Ohio has the eighth-highest obesity rate in the country, according to the latest Gallup-Healthways Well-Being Index, which found about 30 percent of adult Ohioans are obese, compared to about 26 percent of adults nationally.
While you do not have to be overweight or obese to have hypertension or high blood pressure, obesity is an established risk factor for those conditions. The only thing riskier is not seeking treatment, Cohen said.
“If you’re a doctor, you want to help people with a lifestyle change, but it takes a little while to accomplish that,” he said. “In the meantime, you can’t let people walk around with high blood pressure because they could have stroke. So you’ve got to give them medication for that.”
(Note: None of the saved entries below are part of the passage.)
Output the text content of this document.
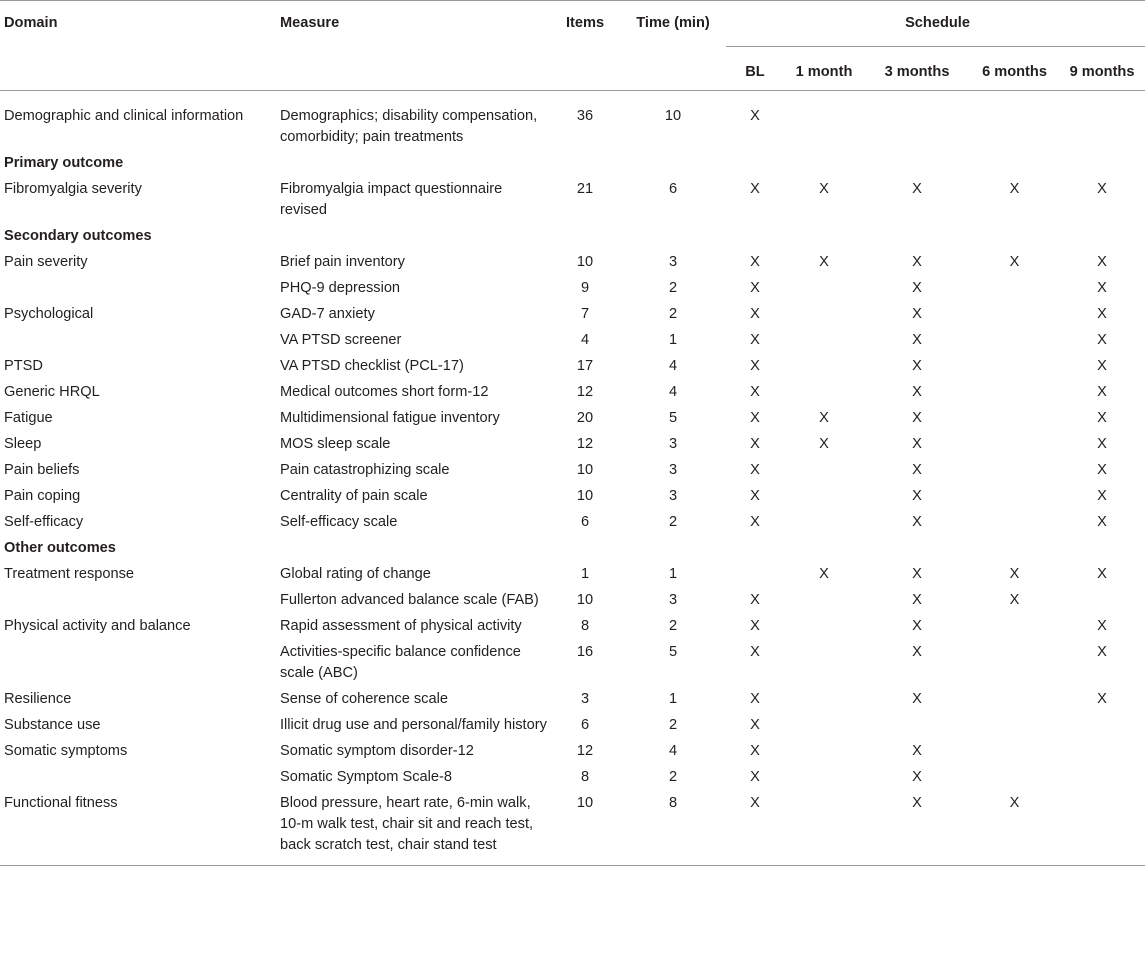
Domain	Measure	Items	Time (min)	Schedule				
				BL	1 month	3 months	6 months	9 months
Demographic and clinical information	Demographics; disability compensation, comorbidity; pain treatments	36	10	X				
Primary outcome								
Fibromyalgia severity	Fibromyalgia impact questionnaire revised	21	6	X	X	X	X	X
Secondary outcomes								
Pain severity	Brief pain inventory	10	3	X	X	X	X	X
	PHQ-9 depression	9	2	X		X		X
Psychological	GAD-7 anxiety	7	2	X		X		X
	VA PTSD screener	4	1	X		X		X
PTSD	VA PTSD checklist (PCL-17)	17	4	X		X		X
Generic HRQL	Medical outcomes short form-12	12	4	X		X		X
Fatigue	Multidimensional fatigue inventory	20	5	X	X	X		X
Sleep	MOS sleep scale	12	3	X	X	X		X
Pain beliefs	Pain catastrophizing scale	10	3	X		X		X
Pain coping	Centrality of pain scale	10	3	X		X		X
Self-efficacy	Self-efficacy scale	6	2	X		X		X
Other outcomes								
Treatment response	Global rating of change	1	1		X	X	X	X
	Fullerton advanced balance scale (FAB)	10	3	X		X	X	
Physical activity and balance	Rapid assessment of physical activity	8	2	X		X		X
	Activities-specific balance confidence scale (ABC)	16	5	X		X		X
Resilience	Sense of coherence scale	3	1	X		X		X
Substance use	Illicit drug use and personal/family history	6	2	X				
Somatic symptoms	Somatic symptom disorder-12	12	4	X		X		
	Somatic Symptom Scale-8	8	2	X		X		
Functional fitness	Blood pressure, heart rate, 6-min walk, 10-m walk test, chair sit and reach test, back scratch test, chair stand test	10	8	X		X	X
ProPublica, which reviewed 1.1 billion prescriptions written by 1.7 million doctors, nurses and other providers between 2007 and 2010, found widespread use of antipsychotics, narcotics and other drugs dangerous for older adults.
ProPublica went on to report that the Centers for Medicare & Medicaid Services has done little to monitor potentially dangerous prescribing patterns or doctors who frequently prescribe dangerous medications through Medicare Part D.
While prescriptions for high blood pressure and hypertension are generally less lethal, all drugs have potentially dangerous side effects, said Ernest Boyd, executive director of the Ohio Pharmacists Association.
“There’s no prescription or over-the-counter drug that doesn’t have some kind of problem with it if you either overuse it or put it in combination with certain other medications,” Boyd said. “Many times people go to two or three doctors, and by they time they combine all these meds they could have a problem.
“That’s why it’s important for people to have a pharmacist that they can ask those kinds of questions of about interactions and whether a drug has a regular side effect that I should be aware of,” he said.